BRASÍLIA, 14 Nov (Reuters) - O ex-conselheiro da Eletrobras José Luiz Alquéres afirmou que medidas do governo têm destruído "brutalmente valor" da companhia, por não considerarem aspectos da realidade de mercado, segundo carta de demissão obtida pela Reuters.

Em documento entregue na terça-feira por ocasião de sua renúncia ao cargo no Conselho de Administração da estatal federal, Alquéres --que já presidiu a Eletrobras-- afirmou estar deixando a posição por conflito de interesse, já que desempenha trabalhos de consultoria e aconselhamento para empresas do setor elétrico.

Alquéres representava os interesses dos acionistas minoritários no Conselho da Eletrobras.
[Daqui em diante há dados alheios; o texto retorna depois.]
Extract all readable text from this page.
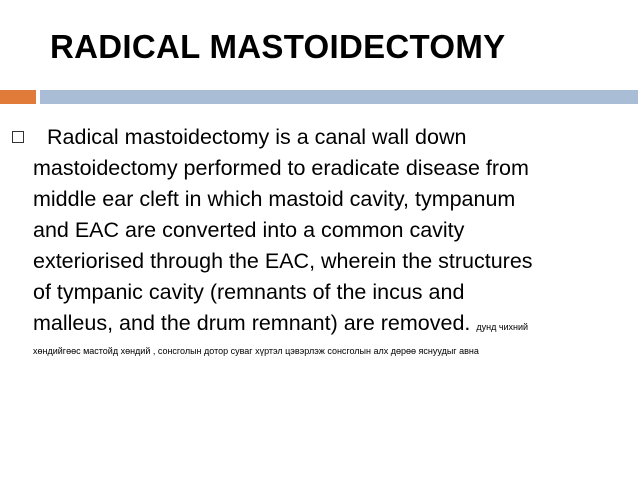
RADICAL MASTOIDECTOMY
Radical mastoidectomy is a canal wall down
mastoidectomy performed to eradicate disease from
middle ear cleft in which mastoid cavity, tympanum
and EAC are converted into a common cavity
exteriorised through the EAC, wherein the structures
of tympanic cavity (remnants of the incus and
malleus, and the drum remnant) are removed. дунд чихний
хөндийгөөс мастойд хөндий , сонсголын дотор суваг хүртэл цэвэрлэж сонсголын алх дөрөө яснуудыг авна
O pedido de renúncia foi feito na mesma reunião em que o Conselho da Eletrobras aceitou recomendação da diretoria da empresa, com base em parecer técnico, de indicar a seus acionistas que aprovem a renovação antecipada e condicionada de concessões elétricas que venceriam de 2015 a 2017.

A Eletrobras é a empresa do setor mais afetada pela medida provisória 579, que trada da renovação das concessões. O governo federal ofereceu indenização de 14 bilhões de reais ao grupo por ativos não amortizados, dentro do processo, mas o valor é menos da metade dos cerca de 30 bilhões de reais nos registros contábeis da companhia.
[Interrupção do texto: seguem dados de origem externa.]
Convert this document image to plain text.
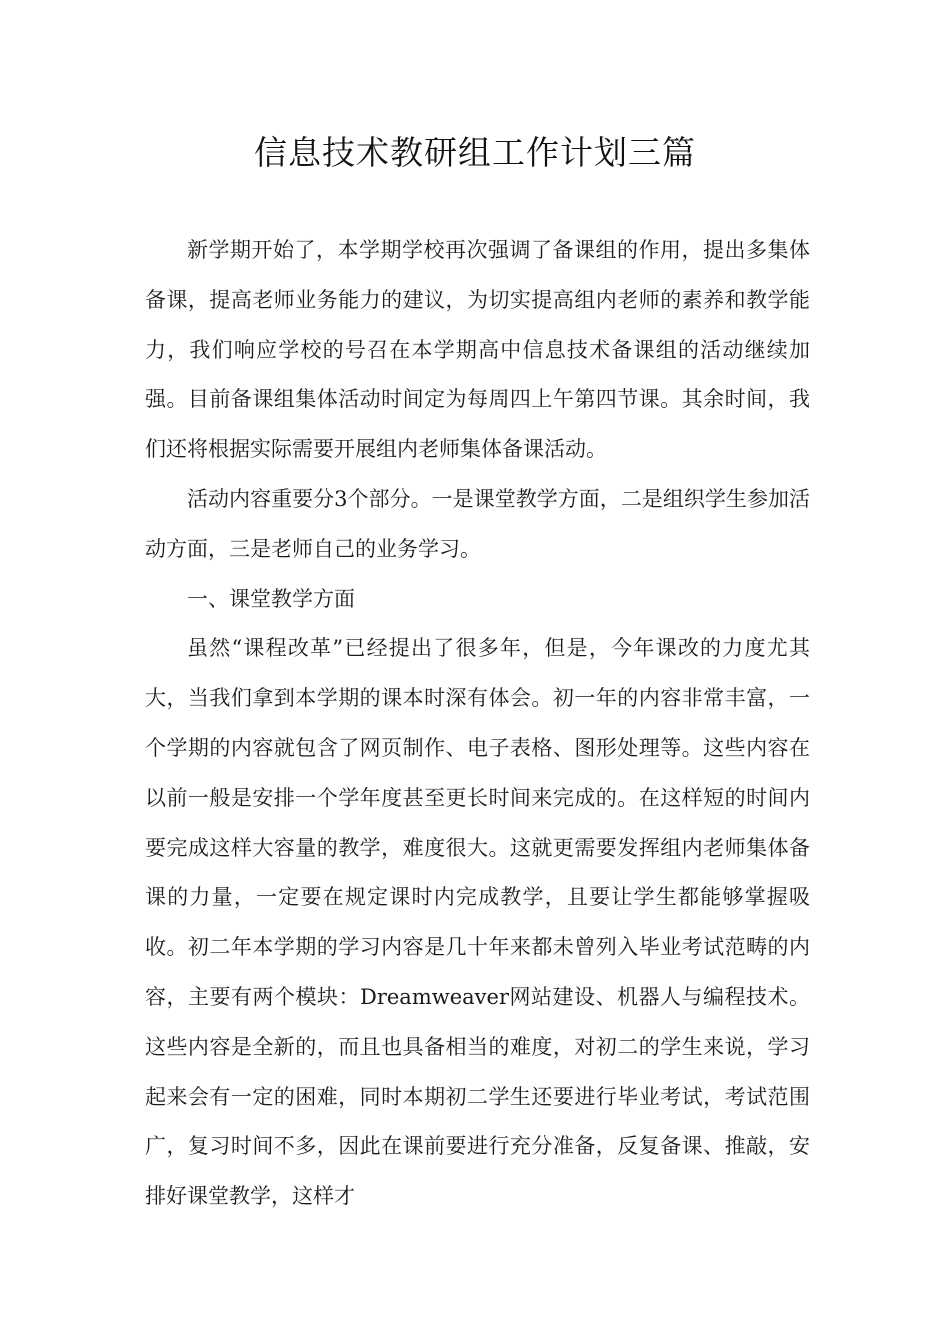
信息技术教研组工作计划三篇

新学期开始了，本学期学校再次强调了备课组的作用，提出多集体备课，提高老师业务能力的建议，为切实提高组内老师的素养和教学能力，我们响应学校的号召在本学期高中信息技术备课组的活动继续加强。目前备课组集体活动时间定为每周四上午第四节课。其余时间，我们还将根据实际需要开展组内老师集体备课活动。

活动内容重要分3个部分。一是课堂教学方面，二是组织学生参加活动方面，三是老师自己的业务学习。

一、课堂教学方面

虽然“课程改革”已经提出了很多年，但是，今年课改的力度尤其大，当我们拿到本学期的课本时深有体会。初一年的内容非常丰富，一个学期的内容就包含了网页制作、电子表格、图形处理等。这些内容在以前一般是安排一个学年度甚至更长时间来完成的。在这样短的时间内要完成这样大容量的教学，难度很大。这就更需要发挥组内老师集体备课的力量，一定要在规定课时内完成教学，且要让学生都能够掌握吸收。初二年本学期的学习内容是几十年来都未曾列入毕业考试范畴的内容，主要有两个模块：Dreamweaver网站建设、机器人与编程技术。这些内容是全新的，而且也具备相当的难度，对初二的学生来说，学习起来会有一定的困难，同时本期初二学生还要进行毕业考试，考试范围广，复习时间不多，因此在课前要进行充分准备，反复备课、推敲，安排好课堂教学，这样才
"O momento de mais uma reforma institucional que o setor está entrando com a vigência da recentíssima MP 579 ampliou sobremaneira a possibilidade de conflito entre a minha atuação como conselheiro da Eletrobras e minhas demais atividades", afirmou Alquéres ao Conselho.

Na carta, o ex-conselheiro também menciona sua posição em defesa da privatização imediata das distribuidoras federalizadas, "o que poderia mesmo trazer desconforto político ao nosso acionista majoritário", que é o governo federal.
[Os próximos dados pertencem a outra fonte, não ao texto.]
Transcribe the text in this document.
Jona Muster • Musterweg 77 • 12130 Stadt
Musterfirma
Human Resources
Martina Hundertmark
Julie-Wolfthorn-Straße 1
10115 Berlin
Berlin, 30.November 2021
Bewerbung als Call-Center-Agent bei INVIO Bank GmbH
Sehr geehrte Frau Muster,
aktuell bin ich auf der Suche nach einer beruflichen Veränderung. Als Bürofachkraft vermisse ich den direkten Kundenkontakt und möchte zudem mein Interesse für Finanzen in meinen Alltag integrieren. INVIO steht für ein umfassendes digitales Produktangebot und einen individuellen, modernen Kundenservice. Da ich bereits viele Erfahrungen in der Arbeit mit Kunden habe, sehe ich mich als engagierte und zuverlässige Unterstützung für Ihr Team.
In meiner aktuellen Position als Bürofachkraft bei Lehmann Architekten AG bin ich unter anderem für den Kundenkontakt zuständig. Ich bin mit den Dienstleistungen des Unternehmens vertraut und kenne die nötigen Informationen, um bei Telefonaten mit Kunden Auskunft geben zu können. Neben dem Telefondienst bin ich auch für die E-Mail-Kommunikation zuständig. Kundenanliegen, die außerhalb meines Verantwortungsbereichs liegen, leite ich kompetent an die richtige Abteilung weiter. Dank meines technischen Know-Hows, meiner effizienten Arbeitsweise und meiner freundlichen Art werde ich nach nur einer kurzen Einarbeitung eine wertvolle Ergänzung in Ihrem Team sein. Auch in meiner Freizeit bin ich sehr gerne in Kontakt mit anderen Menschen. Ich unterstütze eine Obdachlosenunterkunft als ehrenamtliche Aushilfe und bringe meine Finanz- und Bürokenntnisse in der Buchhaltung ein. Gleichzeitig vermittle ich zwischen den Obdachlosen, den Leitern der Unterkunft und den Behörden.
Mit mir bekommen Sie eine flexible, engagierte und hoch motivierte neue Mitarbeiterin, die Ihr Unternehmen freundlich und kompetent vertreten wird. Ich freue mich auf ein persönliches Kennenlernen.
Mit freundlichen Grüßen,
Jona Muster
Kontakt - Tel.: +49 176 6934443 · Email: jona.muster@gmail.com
Em 11 de outubro, duas fontes disseram à Reuters que a Eletrobras estava estudando a possibilidade de vender suas seis distribuidoras de energia integralmente ou parcialmente. As subsidiárias --que atuam no Piauí, Rondônia, Acre, Amazonas, Alagoas e Roraima-- acumulam prejuízos seguidamente.

Procurada, a Eletrobras confirmou o teor da carta do ex-conselheiro e disse que não comentaria o assunto.

Além da indenização por investimentos não depreciados abaixo do pleiteado pela companhia, a Eletrobras terá que aceitar receitas em geração e transmissão ao redor de 70 por cento menores às praticadas atualmente se renovar as concessões. Nesse cenário, a companhia poderá ter geração de caixa negativa, segundo a agência de classificação de risco Fitch.

A renovação antecipada e condicionada das concessões é parte importante do plano do governo para reduzir a conta de luz em 2013 em 20 por cento, em média, para elevar a competitividade brasileira e estimular a economia.